From the literature review, it is observed that very less work has been done in the field of surface properties on MSPIF process. Researchers have reported that increasing wall angle in single stage decreases the surface finish of parts formed with MSPIF process. It is also found that increase in forming stages increases the surface roughness. Therefore, experimental investigation must be carried out to determine most influencing parameters on surface roughness in MSPIF process. Also, parametric optimization should be performed to minimize surface roughness.

3 Scope for Future Research

Researchers from all over the world have worked to improve MSPIF process suitable for industries.
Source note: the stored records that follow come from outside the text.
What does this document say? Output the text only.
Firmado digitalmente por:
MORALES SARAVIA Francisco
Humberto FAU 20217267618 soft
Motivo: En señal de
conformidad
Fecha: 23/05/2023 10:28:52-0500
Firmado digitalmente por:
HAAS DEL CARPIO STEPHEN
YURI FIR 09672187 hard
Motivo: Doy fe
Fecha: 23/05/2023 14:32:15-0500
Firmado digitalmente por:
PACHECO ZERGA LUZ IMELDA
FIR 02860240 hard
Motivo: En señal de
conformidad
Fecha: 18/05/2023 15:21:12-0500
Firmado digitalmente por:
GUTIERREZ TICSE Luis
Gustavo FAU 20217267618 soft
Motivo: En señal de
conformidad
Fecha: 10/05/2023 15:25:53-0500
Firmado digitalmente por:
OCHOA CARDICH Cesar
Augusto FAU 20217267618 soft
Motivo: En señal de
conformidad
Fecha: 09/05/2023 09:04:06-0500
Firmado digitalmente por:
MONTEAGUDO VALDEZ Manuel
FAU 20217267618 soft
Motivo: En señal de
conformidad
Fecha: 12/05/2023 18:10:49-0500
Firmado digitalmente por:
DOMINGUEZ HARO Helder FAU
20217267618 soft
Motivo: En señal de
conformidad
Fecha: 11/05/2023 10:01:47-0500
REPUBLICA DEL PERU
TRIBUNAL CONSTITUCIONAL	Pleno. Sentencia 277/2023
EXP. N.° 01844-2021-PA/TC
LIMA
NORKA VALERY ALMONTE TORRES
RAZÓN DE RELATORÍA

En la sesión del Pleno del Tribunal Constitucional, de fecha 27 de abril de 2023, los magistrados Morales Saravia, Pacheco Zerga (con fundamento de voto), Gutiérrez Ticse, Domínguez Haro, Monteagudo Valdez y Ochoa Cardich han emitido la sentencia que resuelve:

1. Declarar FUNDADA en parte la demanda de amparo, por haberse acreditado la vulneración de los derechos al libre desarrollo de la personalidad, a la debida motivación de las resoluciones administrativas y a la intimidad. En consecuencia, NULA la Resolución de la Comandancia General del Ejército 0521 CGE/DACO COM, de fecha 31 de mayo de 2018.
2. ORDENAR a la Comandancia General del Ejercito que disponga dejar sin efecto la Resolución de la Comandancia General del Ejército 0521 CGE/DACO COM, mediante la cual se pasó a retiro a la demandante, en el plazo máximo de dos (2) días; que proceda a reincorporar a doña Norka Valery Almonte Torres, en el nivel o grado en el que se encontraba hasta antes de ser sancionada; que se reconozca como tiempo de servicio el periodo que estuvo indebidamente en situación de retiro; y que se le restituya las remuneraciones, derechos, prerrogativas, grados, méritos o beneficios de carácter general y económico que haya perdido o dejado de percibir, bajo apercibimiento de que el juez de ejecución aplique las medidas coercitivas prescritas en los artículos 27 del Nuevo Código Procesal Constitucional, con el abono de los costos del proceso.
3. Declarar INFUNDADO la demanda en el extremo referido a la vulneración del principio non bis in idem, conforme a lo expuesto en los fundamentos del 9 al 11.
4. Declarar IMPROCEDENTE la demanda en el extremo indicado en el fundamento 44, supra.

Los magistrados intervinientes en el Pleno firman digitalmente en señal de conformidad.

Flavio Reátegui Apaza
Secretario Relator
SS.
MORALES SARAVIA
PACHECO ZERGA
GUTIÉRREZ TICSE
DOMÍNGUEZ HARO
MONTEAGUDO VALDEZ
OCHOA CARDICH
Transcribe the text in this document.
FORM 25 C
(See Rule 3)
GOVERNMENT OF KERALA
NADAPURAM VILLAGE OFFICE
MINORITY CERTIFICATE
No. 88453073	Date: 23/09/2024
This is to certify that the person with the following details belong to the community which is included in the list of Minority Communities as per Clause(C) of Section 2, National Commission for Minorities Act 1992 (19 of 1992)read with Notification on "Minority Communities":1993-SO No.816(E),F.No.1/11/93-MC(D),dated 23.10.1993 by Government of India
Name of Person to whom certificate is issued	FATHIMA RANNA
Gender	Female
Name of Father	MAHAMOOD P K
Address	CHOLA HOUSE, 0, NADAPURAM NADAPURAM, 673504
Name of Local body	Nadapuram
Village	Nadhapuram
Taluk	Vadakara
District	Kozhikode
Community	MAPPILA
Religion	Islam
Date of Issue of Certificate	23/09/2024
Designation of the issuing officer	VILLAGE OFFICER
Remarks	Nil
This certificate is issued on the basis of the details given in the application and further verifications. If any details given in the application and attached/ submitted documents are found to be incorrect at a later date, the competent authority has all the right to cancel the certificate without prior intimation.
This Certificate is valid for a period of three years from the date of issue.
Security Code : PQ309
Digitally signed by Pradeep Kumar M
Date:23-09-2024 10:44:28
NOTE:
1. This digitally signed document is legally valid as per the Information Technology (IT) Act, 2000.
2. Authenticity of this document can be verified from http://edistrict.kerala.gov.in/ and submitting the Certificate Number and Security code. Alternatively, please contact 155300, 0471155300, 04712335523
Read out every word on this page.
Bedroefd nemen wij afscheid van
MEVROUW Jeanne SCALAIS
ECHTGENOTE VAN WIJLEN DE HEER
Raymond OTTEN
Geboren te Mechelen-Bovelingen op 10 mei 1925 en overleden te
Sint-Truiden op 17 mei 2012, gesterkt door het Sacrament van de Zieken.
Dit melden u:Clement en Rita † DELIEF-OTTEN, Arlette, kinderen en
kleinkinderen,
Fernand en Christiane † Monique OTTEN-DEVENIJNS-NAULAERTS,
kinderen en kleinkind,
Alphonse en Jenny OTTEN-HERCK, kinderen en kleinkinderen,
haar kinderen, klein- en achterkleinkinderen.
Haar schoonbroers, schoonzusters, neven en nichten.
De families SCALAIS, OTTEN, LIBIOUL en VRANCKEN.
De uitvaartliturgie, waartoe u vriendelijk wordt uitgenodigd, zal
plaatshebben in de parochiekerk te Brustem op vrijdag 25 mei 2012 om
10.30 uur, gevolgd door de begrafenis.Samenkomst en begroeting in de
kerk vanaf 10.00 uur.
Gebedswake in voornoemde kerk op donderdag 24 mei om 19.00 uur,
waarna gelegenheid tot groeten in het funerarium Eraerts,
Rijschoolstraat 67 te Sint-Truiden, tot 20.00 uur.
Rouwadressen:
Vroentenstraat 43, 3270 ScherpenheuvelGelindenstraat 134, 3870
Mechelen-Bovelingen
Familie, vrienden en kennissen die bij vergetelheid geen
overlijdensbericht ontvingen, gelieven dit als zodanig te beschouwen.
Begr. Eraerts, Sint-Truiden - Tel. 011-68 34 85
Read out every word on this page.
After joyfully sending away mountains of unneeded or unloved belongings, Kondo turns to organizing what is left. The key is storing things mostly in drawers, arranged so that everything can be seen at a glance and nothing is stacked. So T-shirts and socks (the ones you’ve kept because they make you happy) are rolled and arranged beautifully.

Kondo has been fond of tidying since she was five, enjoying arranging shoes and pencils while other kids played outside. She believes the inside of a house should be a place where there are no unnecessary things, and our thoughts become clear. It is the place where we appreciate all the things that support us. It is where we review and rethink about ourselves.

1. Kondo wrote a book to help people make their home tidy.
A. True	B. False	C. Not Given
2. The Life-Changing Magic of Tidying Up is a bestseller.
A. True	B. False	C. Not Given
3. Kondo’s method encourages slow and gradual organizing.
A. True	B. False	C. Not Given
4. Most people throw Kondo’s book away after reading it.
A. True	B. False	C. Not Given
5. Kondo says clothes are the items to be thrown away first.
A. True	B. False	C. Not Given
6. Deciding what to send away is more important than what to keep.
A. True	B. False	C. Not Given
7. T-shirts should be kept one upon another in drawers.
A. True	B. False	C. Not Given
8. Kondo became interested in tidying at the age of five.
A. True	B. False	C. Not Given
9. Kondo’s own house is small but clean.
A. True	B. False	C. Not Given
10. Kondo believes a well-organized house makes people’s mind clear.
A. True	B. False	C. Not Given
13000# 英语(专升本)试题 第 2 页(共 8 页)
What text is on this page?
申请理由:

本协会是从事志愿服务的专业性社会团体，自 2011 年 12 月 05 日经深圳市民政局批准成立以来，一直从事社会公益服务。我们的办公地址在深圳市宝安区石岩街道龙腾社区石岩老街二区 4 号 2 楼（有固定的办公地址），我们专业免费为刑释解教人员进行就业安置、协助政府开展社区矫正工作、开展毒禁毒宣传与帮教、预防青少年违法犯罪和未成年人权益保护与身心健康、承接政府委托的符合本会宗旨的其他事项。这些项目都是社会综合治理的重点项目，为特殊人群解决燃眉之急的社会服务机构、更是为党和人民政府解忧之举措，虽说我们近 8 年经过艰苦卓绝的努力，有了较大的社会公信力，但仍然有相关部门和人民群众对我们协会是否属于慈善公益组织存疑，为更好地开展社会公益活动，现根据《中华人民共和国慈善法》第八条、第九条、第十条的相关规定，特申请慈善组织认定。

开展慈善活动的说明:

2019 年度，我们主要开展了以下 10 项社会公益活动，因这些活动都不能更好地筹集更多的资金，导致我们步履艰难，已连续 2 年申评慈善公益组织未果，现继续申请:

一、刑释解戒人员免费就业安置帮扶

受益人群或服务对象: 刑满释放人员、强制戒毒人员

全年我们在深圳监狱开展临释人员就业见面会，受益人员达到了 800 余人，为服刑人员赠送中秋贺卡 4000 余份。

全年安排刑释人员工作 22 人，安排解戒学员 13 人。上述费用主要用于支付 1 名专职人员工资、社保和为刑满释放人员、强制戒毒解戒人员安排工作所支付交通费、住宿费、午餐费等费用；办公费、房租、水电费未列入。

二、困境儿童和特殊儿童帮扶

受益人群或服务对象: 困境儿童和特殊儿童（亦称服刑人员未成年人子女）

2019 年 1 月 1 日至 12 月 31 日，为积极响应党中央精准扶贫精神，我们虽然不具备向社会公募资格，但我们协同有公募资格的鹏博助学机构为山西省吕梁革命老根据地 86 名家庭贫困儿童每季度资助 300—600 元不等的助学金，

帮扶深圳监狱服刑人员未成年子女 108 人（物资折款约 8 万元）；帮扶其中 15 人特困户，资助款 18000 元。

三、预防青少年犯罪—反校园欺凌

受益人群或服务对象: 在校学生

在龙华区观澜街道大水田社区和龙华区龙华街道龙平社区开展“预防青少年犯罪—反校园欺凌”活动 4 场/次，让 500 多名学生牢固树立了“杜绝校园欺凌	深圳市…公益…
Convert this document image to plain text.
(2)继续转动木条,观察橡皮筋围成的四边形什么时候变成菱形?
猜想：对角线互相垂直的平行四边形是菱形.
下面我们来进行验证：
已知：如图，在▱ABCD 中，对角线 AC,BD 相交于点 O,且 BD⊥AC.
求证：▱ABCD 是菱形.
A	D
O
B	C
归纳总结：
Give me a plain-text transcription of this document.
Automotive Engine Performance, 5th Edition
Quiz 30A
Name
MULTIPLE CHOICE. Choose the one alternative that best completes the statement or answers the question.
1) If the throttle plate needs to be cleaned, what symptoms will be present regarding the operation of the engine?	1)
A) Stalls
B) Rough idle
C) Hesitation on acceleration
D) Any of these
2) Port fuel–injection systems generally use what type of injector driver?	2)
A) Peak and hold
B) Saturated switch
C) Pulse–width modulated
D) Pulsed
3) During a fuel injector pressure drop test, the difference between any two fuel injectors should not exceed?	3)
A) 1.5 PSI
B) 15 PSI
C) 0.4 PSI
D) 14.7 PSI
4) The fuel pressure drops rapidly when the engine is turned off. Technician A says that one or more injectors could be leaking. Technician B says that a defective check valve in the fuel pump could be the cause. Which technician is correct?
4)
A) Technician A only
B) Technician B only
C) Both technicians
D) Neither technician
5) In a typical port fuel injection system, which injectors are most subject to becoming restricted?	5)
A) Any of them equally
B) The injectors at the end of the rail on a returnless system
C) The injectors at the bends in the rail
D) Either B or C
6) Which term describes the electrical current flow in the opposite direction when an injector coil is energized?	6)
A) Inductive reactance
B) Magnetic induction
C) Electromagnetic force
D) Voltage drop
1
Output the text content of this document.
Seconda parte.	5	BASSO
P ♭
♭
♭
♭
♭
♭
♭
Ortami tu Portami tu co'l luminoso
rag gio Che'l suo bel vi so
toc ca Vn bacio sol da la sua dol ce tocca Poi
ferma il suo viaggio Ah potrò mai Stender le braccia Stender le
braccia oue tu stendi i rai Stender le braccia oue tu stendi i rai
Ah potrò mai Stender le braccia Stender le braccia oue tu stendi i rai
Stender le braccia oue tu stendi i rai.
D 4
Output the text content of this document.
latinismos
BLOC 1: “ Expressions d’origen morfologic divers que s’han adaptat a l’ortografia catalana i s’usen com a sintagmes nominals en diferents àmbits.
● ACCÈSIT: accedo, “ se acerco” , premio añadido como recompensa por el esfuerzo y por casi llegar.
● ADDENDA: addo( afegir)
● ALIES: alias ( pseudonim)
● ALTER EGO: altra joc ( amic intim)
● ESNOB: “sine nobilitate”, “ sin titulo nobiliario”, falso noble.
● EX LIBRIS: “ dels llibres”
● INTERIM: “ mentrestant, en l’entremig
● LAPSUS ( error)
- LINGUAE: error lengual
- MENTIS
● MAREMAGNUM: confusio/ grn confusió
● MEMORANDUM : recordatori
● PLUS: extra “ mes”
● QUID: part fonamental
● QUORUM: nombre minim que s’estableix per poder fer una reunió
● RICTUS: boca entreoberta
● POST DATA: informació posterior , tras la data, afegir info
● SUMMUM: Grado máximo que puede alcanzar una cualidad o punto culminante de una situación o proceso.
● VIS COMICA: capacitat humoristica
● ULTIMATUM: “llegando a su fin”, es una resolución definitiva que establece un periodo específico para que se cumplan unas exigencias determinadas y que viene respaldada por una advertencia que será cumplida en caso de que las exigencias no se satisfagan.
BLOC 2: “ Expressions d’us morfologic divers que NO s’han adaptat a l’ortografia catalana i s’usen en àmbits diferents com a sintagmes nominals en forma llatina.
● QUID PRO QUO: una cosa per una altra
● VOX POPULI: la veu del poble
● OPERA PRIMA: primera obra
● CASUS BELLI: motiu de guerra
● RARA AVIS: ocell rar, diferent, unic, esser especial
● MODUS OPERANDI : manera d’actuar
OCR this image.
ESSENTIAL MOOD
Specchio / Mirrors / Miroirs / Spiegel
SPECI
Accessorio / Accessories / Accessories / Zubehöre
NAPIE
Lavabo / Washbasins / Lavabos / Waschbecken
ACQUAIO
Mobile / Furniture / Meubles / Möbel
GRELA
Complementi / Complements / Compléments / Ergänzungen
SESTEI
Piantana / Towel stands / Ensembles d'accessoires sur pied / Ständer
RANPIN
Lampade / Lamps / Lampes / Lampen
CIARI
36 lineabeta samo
But still formability, thickness distribution and rigid body translation of MSPIF components are major limitations in MSPIF. From thorough study of the available literature, the scope for research is identified as given under.

  1. i.

    Optimization of process parameters should be performed to minimize surface roughness in MSPIF process.

  2. ii.

    Most of the research in MSPIF and SPIF is carried out for axisymmetric parts. Investigation on automobile parts, aerodynamic shapes and more practical geometries should be performed.

  3. iii.

    Research efforts are required to reduce the stepped features without decreasing the wall thickness to minimize surface roughness in MSPIF process.

  4. iv.

    Further study is required on effect of spring back on geometrical accuracy in MSPIF process.

  5. v.

    Effect of different tool materials on surface properties of parts formed by MSPIF process should be studied.

  6. vi.

    Effect of number of forming stages on geometrical accuracy and thickness distribution in MSPIF process should be investigated.

4 Conclusion

Research papers published during 2000 to 2021 have been reviewed in the present work. The literature review is presented in three sections—geometrical accuracy, numerical simulation and surface roughness. It is found that MSPIF forming strategies greatly influence the properties of formed component. Based on the critical literature review, scope for future research work has been discussed.